As you get familiar with Machine Learning and Neural Networks you will want to use datasets that have been provided by academia, industry, government, and even other users of Caffe2. Many of these datasets have already been trained with Caffe and/or Caffe2, so you can jump right in and start using these pre-trained models. You can also fine-tune or even do “mashups” with pre-trained models by adding additional data, models, parameters, or combinations thereof to train a new custom model for your experiments. If you think you’ve found something great, then don’t hesitate to share! This is an Open Source project and we really hope to foster innovation and collaboration.
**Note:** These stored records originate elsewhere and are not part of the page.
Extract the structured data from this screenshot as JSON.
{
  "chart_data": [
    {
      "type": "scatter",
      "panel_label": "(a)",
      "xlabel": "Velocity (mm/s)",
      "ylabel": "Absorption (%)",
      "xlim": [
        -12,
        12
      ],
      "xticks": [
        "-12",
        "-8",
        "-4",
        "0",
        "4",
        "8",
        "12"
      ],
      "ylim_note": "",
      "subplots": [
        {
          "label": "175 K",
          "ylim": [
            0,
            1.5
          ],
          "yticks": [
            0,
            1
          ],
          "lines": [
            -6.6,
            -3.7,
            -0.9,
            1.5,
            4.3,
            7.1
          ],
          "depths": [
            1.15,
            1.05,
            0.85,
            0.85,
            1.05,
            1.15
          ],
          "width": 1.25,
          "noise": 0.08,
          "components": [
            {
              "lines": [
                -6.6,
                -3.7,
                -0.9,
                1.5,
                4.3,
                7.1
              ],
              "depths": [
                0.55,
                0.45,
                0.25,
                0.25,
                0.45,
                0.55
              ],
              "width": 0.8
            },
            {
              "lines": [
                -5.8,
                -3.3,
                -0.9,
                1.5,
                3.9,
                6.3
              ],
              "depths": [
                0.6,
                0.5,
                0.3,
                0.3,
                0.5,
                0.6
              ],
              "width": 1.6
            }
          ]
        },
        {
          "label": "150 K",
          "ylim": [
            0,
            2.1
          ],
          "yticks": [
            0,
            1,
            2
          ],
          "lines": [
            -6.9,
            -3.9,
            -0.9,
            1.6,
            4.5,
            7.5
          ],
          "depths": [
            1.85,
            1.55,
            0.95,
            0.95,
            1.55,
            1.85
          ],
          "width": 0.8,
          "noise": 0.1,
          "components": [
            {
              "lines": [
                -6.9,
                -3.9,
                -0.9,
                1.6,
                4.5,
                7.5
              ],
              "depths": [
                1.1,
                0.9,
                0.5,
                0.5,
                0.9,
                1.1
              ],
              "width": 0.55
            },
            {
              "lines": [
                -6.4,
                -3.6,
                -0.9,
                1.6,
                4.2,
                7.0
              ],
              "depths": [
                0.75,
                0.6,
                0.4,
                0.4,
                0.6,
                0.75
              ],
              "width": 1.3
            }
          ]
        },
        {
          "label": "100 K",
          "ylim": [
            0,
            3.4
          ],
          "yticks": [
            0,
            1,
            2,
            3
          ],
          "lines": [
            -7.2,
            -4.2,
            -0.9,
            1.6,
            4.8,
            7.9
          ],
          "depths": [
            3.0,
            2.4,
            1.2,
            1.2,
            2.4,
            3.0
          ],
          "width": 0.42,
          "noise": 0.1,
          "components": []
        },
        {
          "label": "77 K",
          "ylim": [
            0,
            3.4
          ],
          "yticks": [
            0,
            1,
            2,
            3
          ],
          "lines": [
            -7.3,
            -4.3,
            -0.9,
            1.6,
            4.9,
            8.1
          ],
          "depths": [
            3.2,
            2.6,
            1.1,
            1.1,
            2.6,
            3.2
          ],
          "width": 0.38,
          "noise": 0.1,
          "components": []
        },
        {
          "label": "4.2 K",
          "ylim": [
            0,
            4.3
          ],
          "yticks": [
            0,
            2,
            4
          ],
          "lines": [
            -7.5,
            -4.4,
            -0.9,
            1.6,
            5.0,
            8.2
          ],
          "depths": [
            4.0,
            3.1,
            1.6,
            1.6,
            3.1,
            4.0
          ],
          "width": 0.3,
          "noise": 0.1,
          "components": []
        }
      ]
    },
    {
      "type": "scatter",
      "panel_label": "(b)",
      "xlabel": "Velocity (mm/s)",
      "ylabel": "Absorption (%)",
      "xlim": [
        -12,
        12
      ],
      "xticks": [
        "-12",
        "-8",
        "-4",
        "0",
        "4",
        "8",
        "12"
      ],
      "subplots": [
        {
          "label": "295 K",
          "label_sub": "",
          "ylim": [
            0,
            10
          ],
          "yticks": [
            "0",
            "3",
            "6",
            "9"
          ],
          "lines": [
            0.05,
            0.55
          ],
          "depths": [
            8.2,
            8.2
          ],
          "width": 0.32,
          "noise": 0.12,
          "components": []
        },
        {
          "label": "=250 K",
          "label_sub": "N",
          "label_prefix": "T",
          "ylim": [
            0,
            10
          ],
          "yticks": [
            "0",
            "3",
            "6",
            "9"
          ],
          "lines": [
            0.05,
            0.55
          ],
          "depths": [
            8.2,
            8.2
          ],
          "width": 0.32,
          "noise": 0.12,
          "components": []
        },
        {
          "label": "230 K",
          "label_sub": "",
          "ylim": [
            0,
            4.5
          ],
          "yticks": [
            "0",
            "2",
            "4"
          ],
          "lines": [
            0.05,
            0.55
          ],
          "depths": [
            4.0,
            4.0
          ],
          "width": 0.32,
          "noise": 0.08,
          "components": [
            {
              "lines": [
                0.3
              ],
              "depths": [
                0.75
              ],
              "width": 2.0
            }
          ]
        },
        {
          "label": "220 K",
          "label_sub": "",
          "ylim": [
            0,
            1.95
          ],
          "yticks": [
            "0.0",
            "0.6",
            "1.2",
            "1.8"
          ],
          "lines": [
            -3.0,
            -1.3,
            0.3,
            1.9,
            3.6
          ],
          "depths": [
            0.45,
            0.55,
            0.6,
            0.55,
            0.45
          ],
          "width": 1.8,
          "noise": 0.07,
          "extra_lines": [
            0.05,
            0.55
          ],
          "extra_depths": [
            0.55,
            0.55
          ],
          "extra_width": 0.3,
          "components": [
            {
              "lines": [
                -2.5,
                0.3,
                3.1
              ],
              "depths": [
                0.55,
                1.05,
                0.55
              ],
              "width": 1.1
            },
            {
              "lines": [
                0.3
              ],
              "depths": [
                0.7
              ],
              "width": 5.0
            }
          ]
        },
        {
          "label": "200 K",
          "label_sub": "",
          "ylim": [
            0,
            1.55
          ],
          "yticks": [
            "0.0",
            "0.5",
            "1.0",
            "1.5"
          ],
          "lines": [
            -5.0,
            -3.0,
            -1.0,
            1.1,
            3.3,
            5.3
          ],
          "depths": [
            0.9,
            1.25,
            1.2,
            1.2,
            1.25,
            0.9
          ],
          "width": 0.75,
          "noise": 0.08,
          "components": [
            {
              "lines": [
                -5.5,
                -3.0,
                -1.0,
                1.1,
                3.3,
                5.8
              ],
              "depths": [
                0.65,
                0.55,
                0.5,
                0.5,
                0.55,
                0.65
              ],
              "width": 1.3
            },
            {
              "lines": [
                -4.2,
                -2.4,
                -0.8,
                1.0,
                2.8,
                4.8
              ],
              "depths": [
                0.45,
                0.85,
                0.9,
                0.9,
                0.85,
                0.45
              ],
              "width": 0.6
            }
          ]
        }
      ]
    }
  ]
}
For further info on datasets and how to prepare them take a look at the Models and Datasets tutorial. You can also check out a Caffe2 Python tutorial that downloads MNIST handwriting dataset, unzips it, calls a Caffe2 provided binary that will extract/transform/load (ETL) the data into a database of key value pairs (KVPs) - in this case it uses LevelDB to store the images. The tutorial goes on to show how the dataset is used to train a neural network that can be used to identify handwriting of numbers. This tutorial is also available as a Juypter notebook.
You may also want to check out the pre-trained models at Caffe2’s Model Zoo! You might find examples there where these datasets have been used to train models, be able to draw from their project’s open source code, and be informed of dataset-specific best practices for training models.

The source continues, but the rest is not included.